Known for its beauty and cultural significance, Ferrara has been named a World Heritage site by UNESCO.
According to UNESCO: “Ferrara is an outstanding planned Renaissance city, which has retained its urban fabric virtually intact. The developments in town planning expressed in Ferrara were to have a profound influence on the development of urban design throughout the succeeding centuries. The brilliant Este court attracted a constellation of artists, poets and philosophers during the two seminal centuries of the Renaissance.
Among the great Italian cities, Ferrara is the only one to have an original plan that is not derived from a Roman layout. It did not develop from a central area but rather on a linear axis, along the banks of the Po River, with longitudinal streets and many cross streets around which the medieval city was organized. The most significant characteristic of Ferrara's urban history rests on the fact that it developed from the 14th century onwards and, for the first time in Europe, on the basis of planning regulations that are in use nowadays in all modern towns.
About dirigibles
A dirigible, also called an airship, is a term used to describe an aircraft with the ability to navigate through the air under its own power. Early forms of dirigibles used hydrogen gas as the lifting gas, which is less dense than surrounding air and was readily available in the early 1900s.
H.G. Wells’ The War in the Air, published in 1908, predicted the use of airships as bombers and weapons. The Italian forces were the first to use dirigibles for military purposes during the Italo-Turkish War, which began in March 1912. During World War I, the dirigible was used early in the war by the Germans, French and Italians for scouting and targeted bombing.
Dirigibles were susceptible to being shot down. To address this, new designs were developed allowing them to reach greater altitude. This created a new problem, however, of making bombing accuracy even worse as they flew at higher altitudes.
By the end of the war, airplanes had replaced dirigibles or airships as bombers. Germany’s remaining airships were destroyed or handed over to Allied powers as part of its war reparations.
About Italy and World War I
On May 3, 1915, Italy officially entered the war on the side of the Allies—Britain, France and Russia—by declaring war on Austria-Hungary. Italy joined the Allies even though it was previously allied with Germany and Austria-Hungary. Under the secret London Treaty, the Allies promised Italy more land if the young country joined their side.

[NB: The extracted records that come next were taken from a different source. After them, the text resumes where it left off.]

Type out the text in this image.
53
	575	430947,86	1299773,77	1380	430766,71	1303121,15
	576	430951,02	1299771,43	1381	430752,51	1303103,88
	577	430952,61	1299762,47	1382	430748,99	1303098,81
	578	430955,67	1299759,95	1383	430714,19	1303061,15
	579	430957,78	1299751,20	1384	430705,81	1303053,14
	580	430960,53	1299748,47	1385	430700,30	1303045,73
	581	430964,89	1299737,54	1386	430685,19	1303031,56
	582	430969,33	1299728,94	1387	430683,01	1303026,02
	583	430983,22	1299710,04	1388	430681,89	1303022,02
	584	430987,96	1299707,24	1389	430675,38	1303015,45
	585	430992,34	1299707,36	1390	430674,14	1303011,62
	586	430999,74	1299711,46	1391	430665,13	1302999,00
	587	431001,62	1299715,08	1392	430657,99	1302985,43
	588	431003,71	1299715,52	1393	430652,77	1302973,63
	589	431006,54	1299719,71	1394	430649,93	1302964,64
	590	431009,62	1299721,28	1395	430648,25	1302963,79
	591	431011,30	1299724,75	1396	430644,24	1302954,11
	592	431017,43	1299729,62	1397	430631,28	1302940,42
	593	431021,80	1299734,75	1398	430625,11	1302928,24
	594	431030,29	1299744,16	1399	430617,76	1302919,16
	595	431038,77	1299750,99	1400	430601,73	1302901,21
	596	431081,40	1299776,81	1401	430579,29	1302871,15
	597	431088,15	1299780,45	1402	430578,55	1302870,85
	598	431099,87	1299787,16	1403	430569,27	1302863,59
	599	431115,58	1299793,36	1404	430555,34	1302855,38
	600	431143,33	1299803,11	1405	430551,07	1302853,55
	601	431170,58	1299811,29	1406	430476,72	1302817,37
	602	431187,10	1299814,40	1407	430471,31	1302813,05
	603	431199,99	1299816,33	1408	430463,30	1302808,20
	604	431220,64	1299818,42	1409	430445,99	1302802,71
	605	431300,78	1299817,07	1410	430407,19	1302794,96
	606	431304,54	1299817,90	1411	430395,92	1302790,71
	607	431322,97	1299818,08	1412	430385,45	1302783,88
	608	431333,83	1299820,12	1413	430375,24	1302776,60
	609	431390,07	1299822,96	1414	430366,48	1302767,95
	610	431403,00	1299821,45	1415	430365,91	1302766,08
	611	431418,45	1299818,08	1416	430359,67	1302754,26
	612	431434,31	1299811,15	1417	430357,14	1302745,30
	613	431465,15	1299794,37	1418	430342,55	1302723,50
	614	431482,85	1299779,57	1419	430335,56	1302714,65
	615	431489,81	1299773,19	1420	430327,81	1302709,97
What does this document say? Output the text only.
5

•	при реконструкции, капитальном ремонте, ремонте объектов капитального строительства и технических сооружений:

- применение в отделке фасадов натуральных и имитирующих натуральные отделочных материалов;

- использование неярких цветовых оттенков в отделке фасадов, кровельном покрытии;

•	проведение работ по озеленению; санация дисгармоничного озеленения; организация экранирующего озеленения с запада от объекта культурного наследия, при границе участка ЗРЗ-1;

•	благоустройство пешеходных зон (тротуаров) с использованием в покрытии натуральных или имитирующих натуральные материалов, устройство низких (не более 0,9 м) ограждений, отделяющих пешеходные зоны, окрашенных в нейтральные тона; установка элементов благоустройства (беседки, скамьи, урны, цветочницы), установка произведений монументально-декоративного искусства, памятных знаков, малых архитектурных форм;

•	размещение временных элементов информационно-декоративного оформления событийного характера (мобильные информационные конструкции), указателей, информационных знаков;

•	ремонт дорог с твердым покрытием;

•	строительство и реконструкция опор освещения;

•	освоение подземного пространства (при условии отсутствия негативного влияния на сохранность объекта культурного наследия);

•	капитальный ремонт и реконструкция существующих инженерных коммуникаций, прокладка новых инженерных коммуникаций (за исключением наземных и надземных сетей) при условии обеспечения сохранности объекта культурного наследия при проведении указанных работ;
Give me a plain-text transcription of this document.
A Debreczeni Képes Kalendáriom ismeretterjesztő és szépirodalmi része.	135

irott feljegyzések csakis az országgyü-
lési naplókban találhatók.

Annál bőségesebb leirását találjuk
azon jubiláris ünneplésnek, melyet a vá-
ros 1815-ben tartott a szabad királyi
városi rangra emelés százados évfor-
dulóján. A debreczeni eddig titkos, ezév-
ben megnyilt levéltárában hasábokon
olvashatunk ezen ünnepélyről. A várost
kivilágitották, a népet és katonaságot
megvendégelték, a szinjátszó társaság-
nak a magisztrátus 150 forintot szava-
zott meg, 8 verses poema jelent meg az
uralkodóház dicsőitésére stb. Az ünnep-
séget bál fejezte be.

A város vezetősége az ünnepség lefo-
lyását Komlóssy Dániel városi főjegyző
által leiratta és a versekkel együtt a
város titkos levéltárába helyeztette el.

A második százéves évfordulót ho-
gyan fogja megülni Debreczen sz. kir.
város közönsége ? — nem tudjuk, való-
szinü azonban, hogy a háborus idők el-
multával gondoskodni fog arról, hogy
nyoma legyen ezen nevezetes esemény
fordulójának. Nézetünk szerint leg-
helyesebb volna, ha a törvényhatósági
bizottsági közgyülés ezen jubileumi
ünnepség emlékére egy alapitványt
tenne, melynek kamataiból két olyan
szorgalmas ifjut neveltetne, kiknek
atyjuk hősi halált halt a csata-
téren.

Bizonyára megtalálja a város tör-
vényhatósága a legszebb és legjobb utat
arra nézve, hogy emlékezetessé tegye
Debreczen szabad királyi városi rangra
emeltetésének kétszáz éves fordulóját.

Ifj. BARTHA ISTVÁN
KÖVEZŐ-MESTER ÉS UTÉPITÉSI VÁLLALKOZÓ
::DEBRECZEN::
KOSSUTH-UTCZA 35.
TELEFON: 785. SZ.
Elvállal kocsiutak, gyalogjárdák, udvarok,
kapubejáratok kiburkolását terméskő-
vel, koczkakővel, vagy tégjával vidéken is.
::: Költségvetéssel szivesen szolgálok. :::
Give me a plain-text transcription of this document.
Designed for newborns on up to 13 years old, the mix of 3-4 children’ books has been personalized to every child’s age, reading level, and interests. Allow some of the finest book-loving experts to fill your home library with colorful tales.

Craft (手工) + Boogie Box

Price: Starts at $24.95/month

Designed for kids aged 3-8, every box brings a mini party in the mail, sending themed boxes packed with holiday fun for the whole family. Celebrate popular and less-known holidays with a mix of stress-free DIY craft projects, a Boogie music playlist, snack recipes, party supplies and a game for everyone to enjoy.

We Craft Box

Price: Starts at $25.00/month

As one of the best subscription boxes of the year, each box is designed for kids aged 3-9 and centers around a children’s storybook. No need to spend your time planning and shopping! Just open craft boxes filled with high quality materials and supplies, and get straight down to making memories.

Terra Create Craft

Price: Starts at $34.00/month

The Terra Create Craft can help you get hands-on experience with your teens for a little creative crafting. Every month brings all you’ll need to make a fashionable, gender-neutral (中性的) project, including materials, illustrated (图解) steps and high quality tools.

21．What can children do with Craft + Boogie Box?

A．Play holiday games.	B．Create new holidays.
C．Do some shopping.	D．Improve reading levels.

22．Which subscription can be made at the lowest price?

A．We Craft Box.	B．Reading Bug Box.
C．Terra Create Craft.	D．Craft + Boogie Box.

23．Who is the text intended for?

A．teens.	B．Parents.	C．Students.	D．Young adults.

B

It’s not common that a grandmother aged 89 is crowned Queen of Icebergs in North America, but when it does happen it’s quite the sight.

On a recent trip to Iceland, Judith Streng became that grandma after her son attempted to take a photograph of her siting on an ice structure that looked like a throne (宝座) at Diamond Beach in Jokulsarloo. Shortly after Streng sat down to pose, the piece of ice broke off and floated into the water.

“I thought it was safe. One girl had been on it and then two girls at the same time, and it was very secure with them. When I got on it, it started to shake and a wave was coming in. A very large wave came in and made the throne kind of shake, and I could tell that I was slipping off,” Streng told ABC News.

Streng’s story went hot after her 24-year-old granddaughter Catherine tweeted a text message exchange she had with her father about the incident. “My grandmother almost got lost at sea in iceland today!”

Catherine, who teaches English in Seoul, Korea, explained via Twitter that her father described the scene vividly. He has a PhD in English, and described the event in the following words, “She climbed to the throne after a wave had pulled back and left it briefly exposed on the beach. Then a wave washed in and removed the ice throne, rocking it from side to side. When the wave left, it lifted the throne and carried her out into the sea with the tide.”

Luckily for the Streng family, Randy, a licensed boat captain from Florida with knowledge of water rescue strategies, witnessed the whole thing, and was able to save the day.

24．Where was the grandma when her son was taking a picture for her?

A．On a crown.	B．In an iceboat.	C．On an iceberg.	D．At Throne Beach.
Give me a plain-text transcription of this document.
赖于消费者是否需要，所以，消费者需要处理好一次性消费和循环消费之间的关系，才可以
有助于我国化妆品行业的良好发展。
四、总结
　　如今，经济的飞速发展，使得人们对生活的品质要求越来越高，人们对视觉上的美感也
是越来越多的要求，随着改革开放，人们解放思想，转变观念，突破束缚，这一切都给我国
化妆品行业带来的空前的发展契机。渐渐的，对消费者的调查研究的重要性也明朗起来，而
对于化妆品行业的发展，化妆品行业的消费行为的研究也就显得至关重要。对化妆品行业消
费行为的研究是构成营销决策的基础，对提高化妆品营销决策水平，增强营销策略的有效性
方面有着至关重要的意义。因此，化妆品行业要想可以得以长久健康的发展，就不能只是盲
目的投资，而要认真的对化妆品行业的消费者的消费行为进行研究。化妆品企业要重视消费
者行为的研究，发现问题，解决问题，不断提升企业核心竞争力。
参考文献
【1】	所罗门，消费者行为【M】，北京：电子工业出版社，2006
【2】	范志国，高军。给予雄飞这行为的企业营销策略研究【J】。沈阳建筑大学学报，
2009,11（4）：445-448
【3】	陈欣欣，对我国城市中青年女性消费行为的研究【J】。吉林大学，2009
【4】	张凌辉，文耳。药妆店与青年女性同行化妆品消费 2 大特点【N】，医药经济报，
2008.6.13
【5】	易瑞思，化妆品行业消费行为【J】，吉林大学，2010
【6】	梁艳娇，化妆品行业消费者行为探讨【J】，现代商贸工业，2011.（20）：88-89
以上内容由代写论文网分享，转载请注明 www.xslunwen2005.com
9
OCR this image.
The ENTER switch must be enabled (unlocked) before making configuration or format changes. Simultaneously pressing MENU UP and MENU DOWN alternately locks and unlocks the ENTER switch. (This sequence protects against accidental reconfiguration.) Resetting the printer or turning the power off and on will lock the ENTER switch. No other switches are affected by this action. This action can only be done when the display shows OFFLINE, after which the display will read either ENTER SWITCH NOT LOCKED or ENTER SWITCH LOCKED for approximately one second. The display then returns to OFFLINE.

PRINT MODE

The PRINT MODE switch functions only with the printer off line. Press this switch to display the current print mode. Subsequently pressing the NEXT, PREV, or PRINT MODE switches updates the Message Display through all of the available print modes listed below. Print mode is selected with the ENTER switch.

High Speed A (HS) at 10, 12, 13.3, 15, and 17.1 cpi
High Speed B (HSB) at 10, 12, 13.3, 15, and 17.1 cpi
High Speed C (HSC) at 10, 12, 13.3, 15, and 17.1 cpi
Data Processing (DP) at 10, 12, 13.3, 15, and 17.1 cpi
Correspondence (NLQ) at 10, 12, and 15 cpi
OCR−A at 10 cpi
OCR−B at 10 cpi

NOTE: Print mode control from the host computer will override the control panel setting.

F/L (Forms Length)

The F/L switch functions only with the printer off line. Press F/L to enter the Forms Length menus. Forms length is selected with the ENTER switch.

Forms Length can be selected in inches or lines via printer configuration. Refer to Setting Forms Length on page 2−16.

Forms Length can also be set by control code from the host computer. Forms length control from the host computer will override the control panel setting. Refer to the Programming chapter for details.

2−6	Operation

Italy had just become a unified nation in 1859 and yet managed, out of a total population of about 36 million people, to mobilize 1.2 million men to fight in the war. By the end of 1917, the Austrians and Italians had fought 11 battles with heavy losses on both sides. The fighting ended on the Italian front in November 1918, with the Italians suffering a loss of more than 650,000 Italians killed in action or dying from wounds suffered in World War I, and more than 950,000 wounded in action.
Love Among the Ruins is part of the Italian national program for commemorating the Centenary of the First World War promoted by the Presidency of the Council of Ministers – Cabinet for the Anniversaries of National Interest.